Not malice.. I attribute it to DOW futures dropping 400 points within minutes of him saying that. So they backtracked as quickly as possible.
But I also don't believe this speech would have happened tonight if it had been a up day on the stock market. I think that is the only lens they are looking at this through.
You can hire a whole team of perfectly competent people and all it takes is one slip-up to ship the wrong version of a file. I have no love for the administration, but I find it frustrating that people are so eager to attribute every single error, regardless of impact, to one name.
If you go back one administration and search 'Obama clarifies' on google, you find the same thing. Turns out that press machines involving dozens of people are prone to human error.
In a hypothetical world where our competent president and his competent staff made an occasional error, it would be reasonable to give the benefit of the doubt.
This is one of three or four errors just in this address alone. An address that may literally be the most important of his presidency. It wasn't just some George W. tripping over his words, he said literally the exact opposite of what the policy actually was and just kept rolling.

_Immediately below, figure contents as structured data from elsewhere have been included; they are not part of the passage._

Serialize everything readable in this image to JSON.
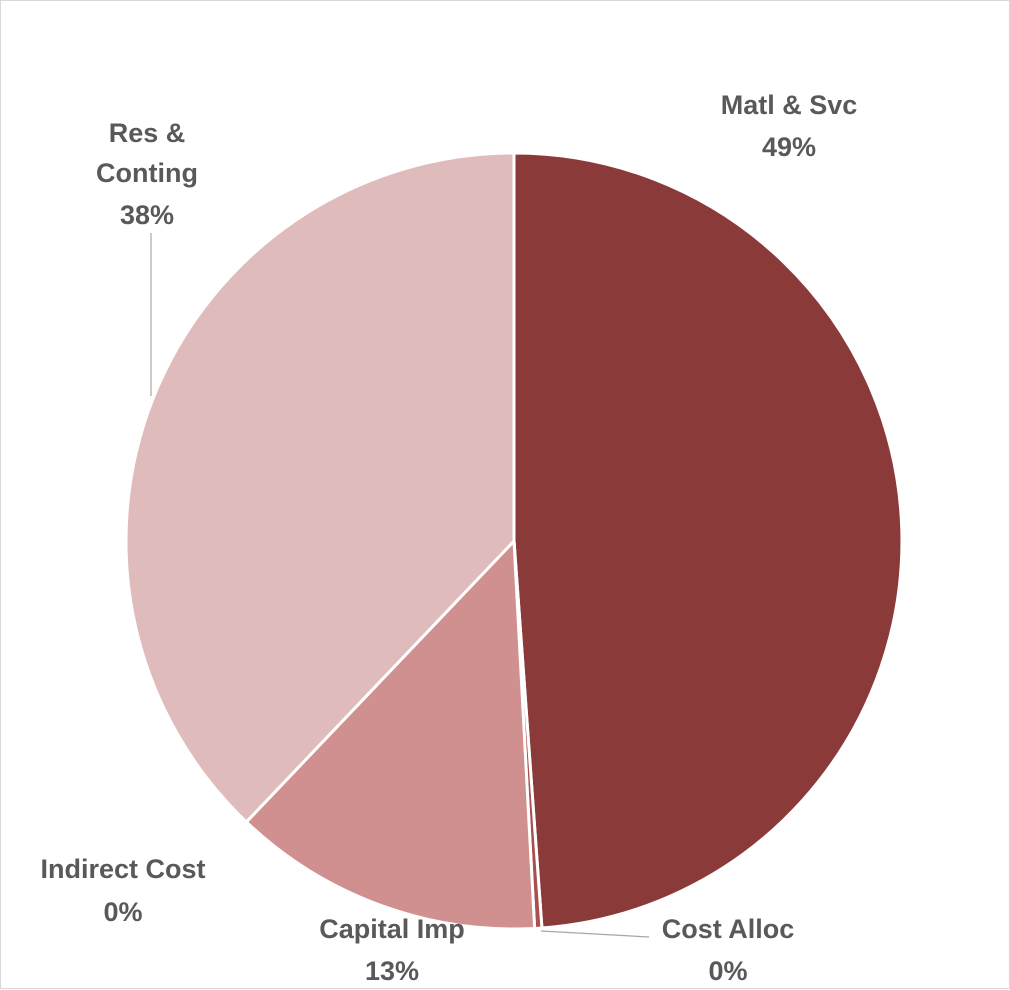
{
  "chart_data": {
    "type": "pie",
    "title": "",
    "slices": [
      {
        "label_lines": [
          "Matl &",
          "Svc"
        ],
        "label": "Matl & Svc",
        "value": 49,
        "display": "49%",
        "color": "#8B3A3A"
      },
      {
        "label_lines": [
          "Cost Alloc"
        ],
        "label": "Cost Alloc",
        "value": 0.3,
        "display": "0%",
        "color": "#A94F4F"
      },
      {
        "label_lines": [
          "Capital Imp"
        ],
        "label": "Capital Imp",
        "value": 13,
        "display": "13%",
        "color": "#D19090"
      },
      {
        "label_lines": [
          "Indirect Cost"
        ],
        "label": "Indirect Cost",
        "value": 0,
        "display": "0%",
        "color": "#C97878"
      },
      {
        "label_lines": [
          "Res &",
          "Conting"
        ],
        "label": "Res & Conting",
        "value": 38,
        "display": "38%",
        "color": "#E0BBBB"
      }
    ],
    "start_angle_deg": 0,
    "direction": "clockwise",
    "legend": "none",
    "data_labels": "category-and-percent-outside"
  }
}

This is too important to be grading on a curve.
edit: To be clear I'm not suggesting he misread the teleprompter intentionally. I am saying that he and his administration have a level of incompetence and neglect that would result in jail time in many private industries.

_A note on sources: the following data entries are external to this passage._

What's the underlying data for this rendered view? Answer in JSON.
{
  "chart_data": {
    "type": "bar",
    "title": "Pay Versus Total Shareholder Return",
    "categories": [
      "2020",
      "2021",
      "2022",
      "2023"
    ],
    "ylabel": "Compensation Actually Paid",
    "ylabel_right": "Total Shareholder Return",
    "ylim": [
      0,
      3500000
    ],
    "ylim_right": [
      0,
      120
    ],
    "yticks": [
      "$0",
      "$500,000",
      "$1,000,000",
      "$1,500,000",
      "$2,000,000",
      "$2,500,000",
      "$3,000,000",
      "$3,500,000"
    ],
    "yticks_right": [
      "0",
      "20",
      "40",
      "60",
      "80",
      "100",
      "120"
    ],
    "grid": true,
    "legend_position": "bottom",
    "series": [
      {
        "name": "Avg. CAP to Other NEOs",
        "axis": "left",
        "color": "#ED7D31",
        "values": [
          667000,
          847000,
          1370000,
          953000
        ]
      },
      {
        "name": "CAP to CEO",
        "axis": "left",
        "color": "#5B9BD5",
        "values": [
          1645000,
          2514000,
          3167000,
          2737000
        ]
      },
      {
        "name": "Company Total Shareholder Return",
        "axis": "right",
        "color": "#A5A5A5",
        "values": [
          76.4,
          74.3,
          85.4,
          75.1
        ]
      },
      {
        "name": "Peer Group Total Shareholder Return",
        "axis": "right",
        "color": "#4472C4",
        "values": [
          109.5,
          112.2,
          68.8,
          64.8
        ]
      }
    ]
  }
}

I respect your position and the desire for professionalism. I differ in regard to the expectations of people, however. Even under the best of circumstances with the benefit of a lot of time (we don't have a clue about the intelligence that triggered this, so we don't know if they put this together in a day or a week) I still expect errors. Perhaps I'm cynical, but I just assume human beings will break things and screw up whenever they are given the opportunity. In the case of the white house press corps, there's a lot of opportunity for that.
That's why Obama had to issue immediate corrections regarding troop deployments, economy, and policies. There's too many moving parts.
I feel that this administration is actively hostile to the well-being of the United States, but I've been telling people since day 1 that it's counter productive to make fun of Trump and nit pick at every error regardless of how tiny or inconsequential. At the very best it diverts attention from the actual problems with this administration and at worst deepens into the political chasm we seem to have in this country.
a) This does not apply to US citizens or their family members[1].
b) This does not apply to cargo[2].
It appears that the President misspoke regarding point 2.